How to improve the reading speed of super-large data by using Pandas and SQLite 07/12 Update SLTechnology News&Howtos

How to improve the reading speed of super-large data by using Pandas and SQLite

2025-07-12 Update From: SLTechnology News&Howtos shulou NAV: SLTechnology News&Howtos > Internet Technology >

Shulou(Shulou.com)06/01 Report--

This article mainly introduces how to use Pandas and SQLite to improve the reading speed of super-large data, the article is very detailed, has a certain reference value, interested friends must read it!

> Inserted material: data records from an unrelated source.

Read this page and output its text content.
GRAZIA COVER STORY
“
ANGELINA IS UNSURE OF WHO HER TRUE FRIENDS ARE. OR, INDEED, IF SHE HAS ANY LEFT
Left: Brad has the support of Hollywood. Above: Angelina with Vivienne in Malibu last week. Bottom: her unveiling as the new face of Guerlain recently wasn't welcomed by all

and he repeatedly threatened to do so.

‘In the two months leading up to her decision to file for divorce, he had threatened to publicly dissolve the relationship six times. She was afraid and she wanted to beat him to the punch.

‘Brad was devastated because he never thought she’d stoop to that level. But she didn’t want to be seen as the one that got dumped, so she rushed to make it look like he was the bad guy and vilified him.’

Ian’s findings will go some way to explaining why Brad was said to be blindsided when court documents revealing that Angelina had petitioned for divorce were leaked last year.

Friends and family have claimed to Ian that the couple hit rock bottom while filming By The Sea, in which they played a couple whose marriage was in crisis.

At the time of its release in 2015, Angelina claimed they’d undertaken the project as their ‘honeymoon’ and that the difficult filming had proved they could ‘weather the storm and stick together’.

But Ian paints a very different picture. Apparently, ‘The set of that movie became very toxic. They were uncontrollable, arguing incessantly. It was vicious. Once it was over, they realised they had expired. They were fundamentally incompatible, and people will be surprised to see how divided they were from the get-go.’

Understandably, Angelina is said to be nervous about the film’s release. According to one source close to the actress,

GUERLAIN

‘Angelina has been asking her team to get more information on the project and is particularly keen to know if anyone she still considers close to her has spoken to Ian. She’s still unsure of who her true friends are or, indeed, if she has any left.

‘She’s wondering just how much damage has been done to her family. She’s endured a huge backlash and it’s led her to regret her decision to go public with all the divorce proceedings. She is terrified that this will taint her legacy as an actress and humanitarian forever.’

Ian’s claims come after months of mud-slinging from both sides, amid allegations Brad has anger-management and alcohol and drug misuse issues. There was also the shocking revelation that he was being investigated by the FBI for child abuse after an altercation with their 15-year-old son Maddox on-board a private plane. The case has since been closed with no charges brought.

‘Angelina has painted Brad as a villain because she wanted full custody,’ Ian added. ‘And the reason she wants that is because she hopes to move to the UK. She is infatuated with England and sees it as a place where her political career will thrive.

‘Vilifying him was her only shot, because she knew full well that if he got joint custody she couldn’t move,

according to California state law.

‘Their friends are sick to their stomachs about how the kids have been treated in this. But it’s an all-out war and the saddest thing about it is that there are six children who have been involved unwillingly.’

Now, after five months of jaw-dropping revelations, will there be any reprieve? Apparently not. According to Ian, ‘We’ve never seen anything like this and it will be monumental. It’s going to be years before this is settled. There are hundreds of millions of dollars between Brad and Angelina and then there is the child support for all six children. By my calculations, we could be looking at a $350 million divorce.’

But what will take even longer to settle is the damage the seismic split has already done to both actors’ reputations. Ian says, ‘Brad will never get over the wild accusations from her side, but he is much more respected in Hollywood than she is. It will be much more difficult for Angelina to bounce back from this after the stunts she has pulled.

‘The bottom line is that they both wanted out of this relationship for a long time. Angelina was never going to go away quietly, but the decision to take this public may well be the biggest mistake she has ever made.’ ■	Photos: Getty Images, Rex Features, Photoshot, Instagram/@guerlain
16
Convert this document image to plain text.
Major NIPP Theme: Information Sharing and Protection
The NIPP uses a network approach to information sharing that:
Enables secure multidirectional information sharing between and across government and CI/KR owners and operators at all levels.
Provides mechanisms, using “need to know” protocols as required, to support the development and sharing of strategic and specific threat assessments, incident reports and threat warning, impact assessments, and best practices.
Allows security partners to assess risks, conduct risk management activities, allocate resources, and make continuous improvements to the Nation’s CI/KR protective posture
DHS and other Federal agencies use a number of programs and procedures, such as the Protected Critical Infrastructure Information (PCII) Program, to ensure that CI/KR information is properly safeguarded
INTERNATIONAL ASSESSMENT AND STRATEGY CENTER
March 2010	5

The first method: dividing into blocks

Imagine a specific example: you are going to run for an election, and to that end, you find a CSV file that contains information about each voter in your city. So you send people to visit door to door and invite all registered voters on a particular street to vote.

Now, Pandas has an index in its DataFrame object, but you have to read the data into memory, but the CSV file is too large to hold in memory, so you think you can load only the records you care about.

This is the first way to divide into blocks.

Import pandas as pd def get_voters_on_street (name): return pd.concat (df [df ["street"] = = name] for df in pd.read_csv ("voters.csv", chunksize=1000))

The CSV file is loaded in chunks and filtered by street name, and the record is then integrated.

Although loaded line by line, the focus is on a relatively small subset, so there is some overhead. For example, for a dataset with only 70k, 574ms is required to execute the above function on my computer. There are 4.6 million registered voters in New York City in 2018. It takes 30s to search from street to street.

If we only do it once, it doesn't matter, if we need to do it over and over again, this method is not the best.

Create an index object

An index is a summary, and there is a saying that if you care about it, you can find a lot of data here. In our example, we want to create an index based on the street name, so we can quickly load the street where the voters are located.

If you are worried that the index data will also be out of memory, then the database can be used as a container to store them, such as PostgreSQL, MySQL and so on. Oh, you don't like installing and maintaining those pesky services, well, SQLite came into being.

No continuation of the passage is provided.